Phan v. State

NAHMIAS, Justice,

concurring.

I join the majority opinion in full, because I agree that (1) the trial court needs to fully address whether any feasible alternatives are available to ensure Phan’s constitutionally effective representation, before concluding that the State’s public defender system has broken down with respect to this particular case, and (2) the trial court must then weigh those and other relevant facts using the four-factor balancing test for speedy trial claims set forth in Barker v. Wingo, 407 U. S. 514 (92 SC 2182, 33 LE2d 101) (1972). Because this case will continue after remand, I write separately to note two important points.

First, with respect to the Barker v. Wingo analysis, it should be recognized that delayed assertion of the right to a speedy trial and lack of prejudice are the two factors that most often weigh heavily against defendants and which then support the overall conclusion that speedy trial rights have not been violated. See, e.g., Marshall v. State, 286 Ga. 446, 447 (689 SE2d 283) (2010); Williams v. State, 279 Ga. 106, 109-110 (610 SE2d 32) (2005). In this case, however, whatever the *701reasons for the delay in Phan’s assertion of his speedy trial rights, those rights have now been asserted clearly for more than a year, since April 30, 2009. In addition, more than six years have already passed since Phan’s arrest on March 16,2005, and “[although the passage of time is not alone sufficient to sustain a speedy trial claim, greater pretrial delays simultaneously increase the degree of prejudice presumed and decrease the expectation that the defendant can demonstrate tangible prejudice to his or her ability to present a defense.” Williams v. State, 277 Ga. 598, 601 (592 SE2d 848) (2004). This interlocutory appeal has taken nearly a year to resolve, and the trial court on remand should decide to which party that delay should be attributed. But in evaluating the presumptive prejudice that is caused simply by the passage of time, courts look to the total elapsed time since the defendant’s speedy trial rights attached, and that time is increasing with every passing day. In short, after this case is remanded, time will not be on the State’s side, and the trial court and the parties should be keenly aware that the difficult and close questions this case raises will need to be addressed with alacrity.

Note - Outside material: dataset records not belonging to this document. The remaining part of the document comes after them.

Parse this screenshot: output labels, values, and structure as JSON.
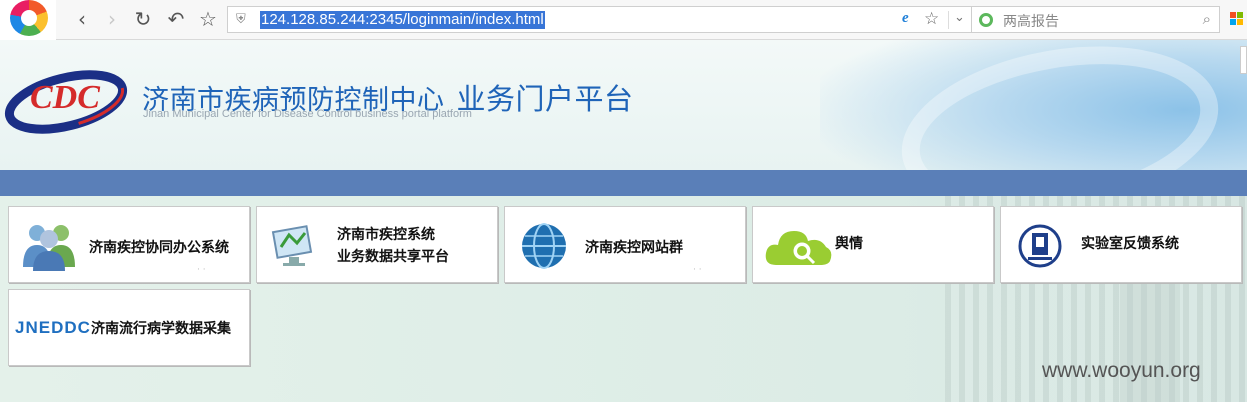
{
  "browser": {
    "url": "124.128.85.244:2345/loginmain/index.html",
    "search_placeholder": "两高报告",
    "back": "‹",
    "forward": "›",
    "reload": "↻",
    "undo": "↶",
    "star": "☆",
    "shield": "⛨",
    "ie": "e",
    "dropdown": "⌄",
    "search_icon": "⌕",
    "grid_colors": [
      "#f25022",
      "#7fba00",
      "#00a4ef",
      "#ffb900"
    ]
  },
  "header": {
    "logo_text": "CDC",
    "title": "济南市疾病预防控制中心",
    "subtitle": "业务门户平台",
    "title_en": "Jinan Municipal Center for Disease Control business portal platform"
  },
  "tiles": [
    {
      "name": "oa",
      "label": "济南疾控协同办公系统"
    },
    {
      "name": "data-share",
      "label_line1": "济南市疾控系统",
      "label_line2": "业务数据共享平台"
    },
    {
      "name": "websites",
      "label": "济南疾控网站群"
    },
    {
      "name": "public-opinion",
      "label": "舆情"
    },
    {
      "name": "lab-feedback",
      "label": "实验室反馈系统"
    },
    {
      "name": "epidemiology",
      "logo_text": "JNEDDC",
      "label": "济南流行病学数据采集"
    }
  ],
  "watermark": "www.wooyun.org"
}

Second, it should also be recognized that the United States Supreme Court has held that “ ‘the only possible remedy’ ” for a constitutional speedy trial violation is dismissal of the indictment with prejudice. Strunk v. United States, 412 U. S. 434, 440 (93 SC 2260, 37 LE2d 56) (1973) (quoting Barker v. Wingo, 407 U. S. at 522). See Akhil Reed Amar, Sixth Amendment First Principles, 84 Geo. L.J. 641, 645 (1996) (recognizing this strict rule and describing it as “the mother of all upside-down exclusionary rules,” which “provides a windfall for the guilty while leaving the innocent defendant. .. uncompensated”). The trial court may take aggressive action to safeguard the public interest and preclude a speedy trial violation, see Weis v. State, 287 Ga. 46 (694 SE2d 350) (2010), and the district attorney has the authority to dismiss the death penalty notice, if that will make adequate funding available to the defense and allow for a speedy trial of this case. Once a constitutional speedy trial violation is found to exist, however, the remedy will be dismissal of the case.